Scraping Popup Links

DrPangea · January 22, 2019, 6:37pm

Hello all,

I am running into a problem on the website capterra.com. I am attempting to scrape the name and website url from each of the LMS providers in this page: https://www.capterra.com/learning-management-system-software/

My current map is setup like this: element selector > Company title (textselector) & Popuplink selector

The issue I am running into is the scraper will open up every link in a new tab as if it was extracting the url from each, but at the end of the process, no data has been scraped. I have tried extending the delay time to 5000 ms but that does not seem to help.
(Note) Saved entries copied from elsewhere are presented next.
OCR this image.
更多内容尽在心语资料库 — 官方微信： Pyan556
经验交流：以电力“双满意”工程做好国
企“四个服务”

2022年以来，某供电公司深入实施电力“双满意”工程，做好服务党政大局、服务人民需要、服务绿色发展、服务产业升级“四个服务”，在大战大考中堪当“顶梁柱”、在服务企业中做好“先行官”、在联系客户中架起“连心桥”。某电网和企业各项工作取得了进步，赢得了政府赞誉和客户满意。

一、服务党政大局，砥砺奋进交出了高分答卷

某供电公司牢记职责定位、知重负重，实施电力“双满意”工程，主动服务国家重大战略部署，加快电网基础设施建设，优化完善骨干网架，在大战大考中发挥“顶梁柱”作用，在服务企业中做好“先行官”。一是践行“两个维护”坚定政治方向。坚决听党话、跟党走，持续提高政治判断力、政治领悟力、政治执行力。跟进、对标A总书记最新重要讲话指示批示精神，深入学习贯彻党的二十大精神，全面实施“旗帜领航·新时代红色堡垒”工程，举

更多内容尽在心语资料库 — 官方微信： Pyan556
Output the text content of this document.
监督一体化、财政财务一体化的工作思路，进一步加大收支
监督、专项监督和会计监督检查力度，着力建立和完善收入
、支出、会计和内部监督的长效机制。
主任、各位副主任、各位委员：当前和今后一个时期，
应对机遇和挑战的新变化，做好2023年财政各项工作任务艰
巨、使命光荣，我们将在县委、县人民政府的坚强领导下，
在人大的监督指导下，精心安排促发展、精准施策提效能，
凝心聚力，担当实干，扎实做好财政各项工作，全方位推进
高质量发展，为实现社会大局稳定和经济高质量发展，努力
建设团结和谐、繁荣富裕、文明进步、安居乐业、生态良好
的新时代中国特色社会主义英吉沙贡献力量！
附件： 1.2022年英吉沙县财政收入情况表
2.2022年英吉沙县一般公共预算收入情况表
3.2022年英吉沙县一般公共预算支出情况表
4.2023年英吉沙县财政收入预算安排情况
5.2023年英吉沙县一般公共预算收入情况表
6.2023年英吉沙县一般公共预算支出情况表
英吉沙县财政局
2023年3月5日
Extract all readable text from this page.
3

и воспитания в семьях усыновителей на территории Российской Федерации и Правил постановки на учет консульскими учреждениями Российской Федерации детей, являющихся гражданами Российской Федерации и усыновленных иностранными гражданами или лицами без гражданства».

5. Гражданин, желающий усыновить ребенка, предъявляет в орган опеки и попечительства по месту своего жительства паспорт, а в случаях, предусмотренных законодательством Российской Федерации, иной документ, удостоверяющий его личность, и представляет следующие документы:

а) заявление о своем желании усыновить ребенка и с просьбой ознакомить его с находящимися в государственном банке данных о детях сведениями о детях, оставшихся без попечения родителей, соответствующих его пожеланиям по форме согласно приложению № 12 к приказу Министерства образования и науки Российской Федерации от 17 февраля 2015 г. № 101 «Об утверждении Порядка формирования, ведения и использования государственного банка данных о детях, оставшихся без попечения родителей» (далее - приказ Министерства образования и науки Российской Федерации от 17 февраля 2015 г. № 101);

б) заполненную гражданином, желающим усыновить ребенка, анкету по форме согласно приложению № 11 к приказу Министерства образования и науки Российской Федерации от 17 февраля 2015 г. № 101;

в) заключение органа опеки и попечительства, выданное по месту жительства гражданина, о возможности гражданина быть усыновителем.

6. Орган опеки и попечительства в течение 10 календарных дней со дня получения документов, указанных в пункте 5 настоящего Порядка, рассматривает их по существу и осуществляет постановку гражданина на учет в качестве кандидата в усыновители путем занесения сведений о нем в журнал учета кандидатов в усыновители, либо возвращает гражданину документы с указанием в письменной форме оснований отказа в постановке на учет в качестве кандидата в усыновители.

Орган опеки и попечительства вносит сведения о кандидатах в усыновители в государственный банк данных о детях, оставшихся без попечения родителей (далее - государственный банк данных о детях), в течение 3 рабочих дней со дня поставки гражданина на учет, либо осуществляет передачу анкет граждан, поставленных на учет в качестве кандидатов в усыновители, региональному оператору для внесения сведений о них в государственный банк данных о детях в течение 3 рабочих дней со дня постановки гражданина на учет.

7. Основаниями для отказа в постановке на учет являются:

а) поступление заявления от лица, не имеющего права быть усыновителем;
Any idea on how to proceed here?

sitemap: {"_id":"capterralms","startUrl":["https://www.capterra.com/learning-management-system-software/"],"selectors":[{"id":"element","type":"SelectorElement","parentSelectors":["_root"],"selector":"div.card","multiple":true,"delay":0},{"id":"Company name","type":"SelectorText","parentSelectors":["element"],"selector":"a.external-product-link","multiple":false,"regex":"","delay":0},{"id":"url","type":"SelectorPopupLink","parentSelectors":["element"],"selector":"a.button","multiple":false,"delay":"5000"}]}

bretfeig · January 22, 2019, 8:02pm

Change pop-up select to "Element Attribute" and then under attribute name put "href"

that should get you the link associated with each of your elements.

DrPangea · January 22, 2019, 8:58pm

Hey @bretfeig,

Thank you very much for your help, changing the Popup Link Selector to Element Attribute Selector did manage to get me some links and fill out the csv export, but unfortunately, the links appear to be the redirects from the host site to each company's individual site rather than each company's URL.

Any idea on how I would extract the company URL from the "Visit Website" button listed in each company card? (companies without a "visit website" button redirect onsite, so the difference in links may be causing an issue?)

image for reference:

DrPangea · January 23, 2019, 2:24pm

Did a little more digging, ended up checking the robots.txt file for the website and it appears they specifically block scraping of external link clicks, so I seem to be out of luck on this one. Thanks for your help @bretfeig

bretfeig · January 23, 2019, 3:38pm

Robots.txt is not about allowing scraping. It's about allowing indexing by bots (search engines)

You can still legally scrape any site regardless of their robots.txt. The whole concept is actually just a n advisory

DrPangea · January 23, 2019, 3:56pm

Correct me if I am wrong, but doesn't this piece in the robots.txt block access to the /external_click that I need to get these URLs?:

User-agent: *
Disallow: /external_click
Disallow: /external_slp_click
Disallow: /external_click_sa
Disallow: /external_click_ga
Disallow: /sem-combo
Disallow: /search

I am relatively new to the scraping scene, so if I have the wrong idea as to how the robots.txt file functions, I apologize.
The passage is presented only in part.